The real value of a computer is not just that it can do certain types of things, over and over, with a very high accuracy rate. We talk about faster and faster computers, and while speed is important, what a computer does comes down to what it is programmed to do. As you get down to the lower levels of what the software executing on a computer does, you have to start dealing with when thing happen, in addition to the what. There are only so many machine cycles available per second, just as there are only so many seconds in the day. One second is like any other, but one second in the morning is different than one second in the afternoon.
Computers are useful because they can do things fast, but they are practical because they can be reprogrammed. Instructions can be changed, a little or a lot, and tasks can be scheduled to happen when they are the most efficient. On large systems, some things have to be done in real time. Some things have to be done in a certain order. Some things are more efficient when done at night, and some are better off being done during the day. A well engineered system does the right things right, at the most efficient times to do them.
That being said, a person-- especially a student-- is not a computer. Students have a lot in common with computers. We have things that need to be done, often quickly, always correctly, and at the right times of day/night. You will not do well on an assignment that you schedule to do at 0400 on the same morning you were out doing jello shots at 0200.
College, with the addition of PTSD to deal with, is not a digital application. A computer works with signals that look like square waves, like pictured here. A signal is either on, or off; high or low, one or zero, yes or no. Inside a computer, if a certain operation needs to happen every 120 cycles, then that's when it happens. But college isn't like that-- a student always has a schedule, with dates and times and places that said student needs to appear. Success depends on going to class, showing up for lab, getting to the library to study. But even though classes follow a regular schedule, things have to slide around a lot. Assignments are different from week to week, day to day, chapter to chapter. Other things like work get in the way.
One good way to deal with PTSD is stay focused; follow a schedule, maintain a task list, keep a routine, stay within a comfort zone. College just isn't that way, though-- you have to be able to adapt, constantly, to requirements that change constantly. But-- PTSD makes you react badly to sudden noises, and sudden changes. Stress is magnified-- you don't just stress a little because you have an assignment due, you stress as if your life is on the line.
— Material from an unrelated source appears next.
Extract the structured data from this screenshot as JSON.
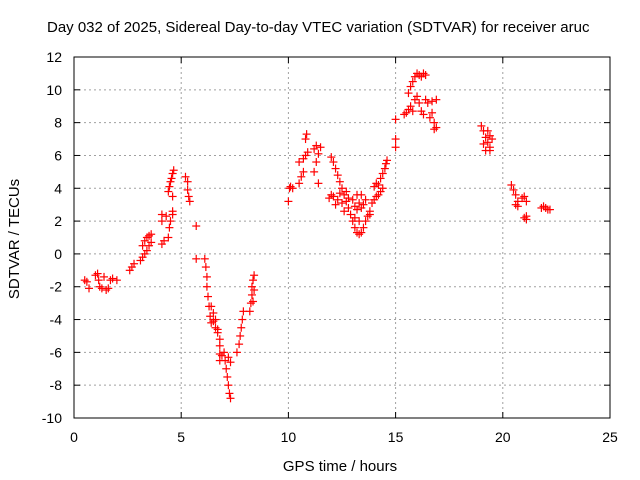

And then you react to the stress, and one of the main ways PTSD makes you react, is that you avoid the situation.
My situation, right now, is that I started the semester with a program for how to do things-- a set of instructions to follow. Certain things will happen at certain times, I'll do this homework here, and that homework there. A few weeks into the semester, that plan has failed and needs to be changed. But-- and this is crititcal-- while I need to make some changes, the world is not ending and I'm not going to die. I have to actually make the changes, and I have to ask for some help with a few things, but this is not a situation that I have to run away from. I have to adapt, I have to rewrite my program.